To Zollman’s taxonomy of the Instafamous we might add one more: the person whose persona itself is aspirational, in that such a person has the audience, the looks, the money, the access to celebrity, or the cultural capital an interested audience member might want. These individuals have succeeded in gaining immense audiences on Instagram, a free, easy-to-use technology available to virtually everyone with a smartphone and a data plan. Thus their fame seems attainable to the average onlooker. While many young people dream of fame, the work involved in becoming an athlete or a singer may be many steps removed from their day-to-day lives. Yet posting on Instagram, or tagging a selfie with #instafame, is relatively simple. And, as suggested above, the always-on, mobile nature of Instagram lends an air of authenticity and truthfulness that mere tweets or blog posts may not.
The techniques used by Instagram microcelebrities are part and parcel of an online attention economy in which page views and clicks are synonymous with success and thus online status. Many of those who achieve Instafame do it by using a set of self-presentation techniques that are increasingly common; researchers have observed microcelebrity practices in webcam girls (Senft 2008), political activists (Tufekci 2013), technology workers (Marwick 2013a), and fashion bloggers (Marwick 2013b).

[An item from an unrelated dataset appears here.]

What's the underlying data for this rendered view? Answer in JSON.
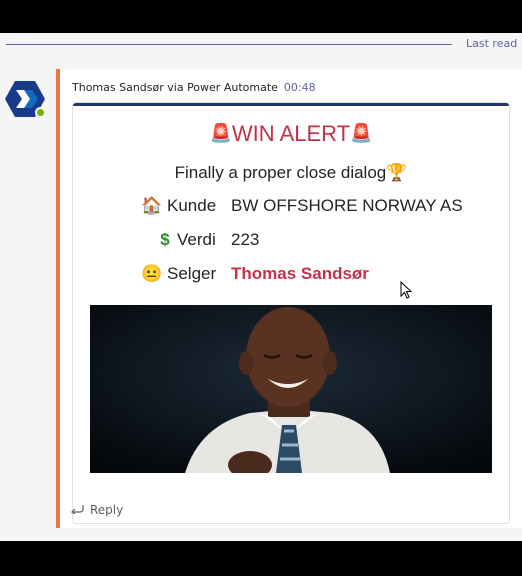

Such status-seeking self-presentation tactics are not unique to the Instafamous but are common to anyone trying to boost an online audience. Social media allow “average people” to reach the broad audiences once available only to those with access to broadcast media. But rather than overturn the traditional hierarchies of fame, the Instafamous reinforce them by appealing to audiences using the familiar trappings of thin but buxom bodies, sports cars, and designer clothes. Instagram, as software designed for personal visual display, further encourages replicating such imagery. Ultimately, any “demotic turn” endemic to modern-day celebrity offers greater access not to the everyman or everywoman but to those able to credibly inhabit celebrity subjectivity thanks to a set of physical and aesthetic criteria that are anything but common.
The latter tag signals “I’ll follow you if you follow me.”
The term microcelebrity was coined in Theresa Senft’s 2008 study of camgirls. Early webcams broadcast live, posting a series of still frames that were refreshed every thirty seconds or so. Today live webcams are more typically associated with pornography, while video bloggers (“vloggers”) use webcams to record short videos posted to sites like YouTube.
Out of the top one hundred Instagram accounts on Web.stagram.com as of March 2014, only two are private. @louist91, for instance, has 2,884,101 followers but only follows 21. He is a member of the popular boy band One Direction, suggesting that fans follow him in the hopes that he will follow them back.